De Boer en zijn vrouw Antje de Grooth hadden toen al veel voor de kiezen gehad; reizen werden getekend door rampspoed. Hij lijdt schipbreuk in 1973. Een jaar later sterft zijn zoontje bij Kaap de Goede Hoop. In 1880 vaart zijn schip lek de haven van Boston in, het wordt afgekeurd. Genoeg is genoeg: hij schrijf zich rond 1880 uit in de gemeente Nieuwe Pekela met als reden ‘verbetering van bestaan’ en de familie verhuist naar Porte Alegro om het geluk te zoeken.

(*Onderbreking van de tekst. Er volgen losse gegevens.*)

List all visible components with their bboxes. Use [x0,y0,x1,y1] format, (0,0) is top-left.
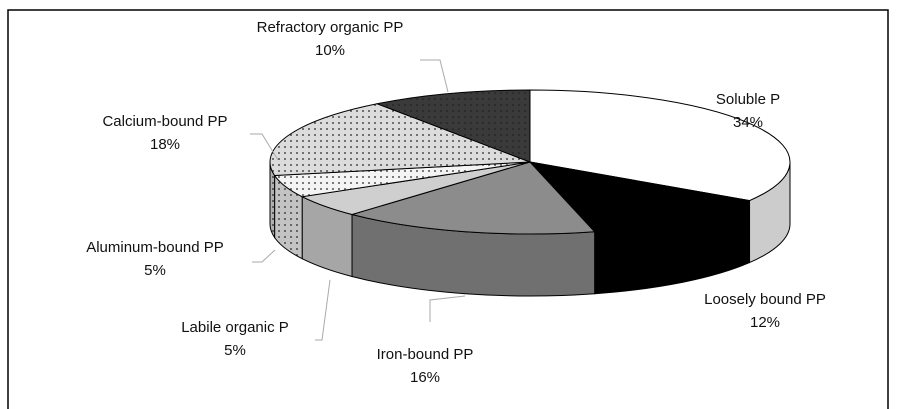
slice-value-label: 10% [315,42,345,59]
slice-label: Refractory organic PP [257,19,404,36]
slice-value-label: 34% [733,114,763,131]
slice-value-label: 18% [150,136,180,153]
slice [528,161,752,233]
slice-label: Labile organic P [181,319,289,336]
slice-label: Soluble P [716,91,780,108]
slice-value-label: 16% [410,369,440,386]
slice-value-label: 12% [750,314,780,331]
slice-label: Loosely bound PP [704,291,826,308]
slice-texture [274,162,530,197]
slice-side-texture [274,175,303,259]
leader-line [420,59,449,93]
leader-line [315,279,331,341]
leader-line [429,295,466,322]
slice-label: Iron-bound PP [377,346,474,363]
frame [7,9,889,409]
slice-texture [270,103,530,176]
slice-value-label: 5% [144,262,166,279]
slice-texture [377,90,530,162]
slice [350,161,596,235]
slice-value-label: 5% [224,342,246,359]
leader-line [252,249,276,263]
slice-label: Aluminum-bound PP [86,239,224,256]
slice-side-texture [270,162,275,238]
leader-line [250,133,279,161]
slice-label: Calcium-bound PP [102,113,227,130]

Vanuit Zuid-Amerika was veel handel in huid, hoorn en bijvoorbeeld zout. Voor Veenkolonialen was het een interessante plek om handel te drijven of om zich er zelfs te vestigen. Maar dat ging niet iedereen even goed af, veel mensen kwamen ook weer terug naar Nederland.
Stevedore De Boer
Maar zijn voorvader heeft goed geboerd in Porte Alegro, zegt Petersen. De man werd ‘stevedore’. De Boer ging over het laden en lossen van onder andere Duitse schepen in de haven en had zelf ook boten en veel personeel in dienst. „Hij is rijk geworden”, zegt Petersen. Getuige ook zijn rouwadvertentie uit 1900, waarop hij statig staat afgebeeld.
Overlijdensadvertentie van Reint Jan de Boer (1950-1900) Foto: Eigen foto
En ook zijn (klein)kinderen gedijden goed, het werden sporthelden die meededen aan de Olympische Spelen, handelaren en zoon Jan werd zelfs Nederlands-consul in Rio Grande.
Toch vergaten de oudere generaties nooit waar ze vandaan kwamen, zegt Petersen. „Het ging vaak over Nederland.” Thuis moet de voertaal ook Gronings zijn geweest. Want toen in 1947 kapitein Nantko Hazelhoff zijn verre familie De Boer vond, was er een communicatieprobleem. Totdat een inmiddels bejaarde dochter van De Boer in (gebrekkig) Gronings begon te kletsen, luidt de overlevering. „Met haar overlijden stierf ook de Groningse taal uit in Brazilië”, kaart Oppewal aan.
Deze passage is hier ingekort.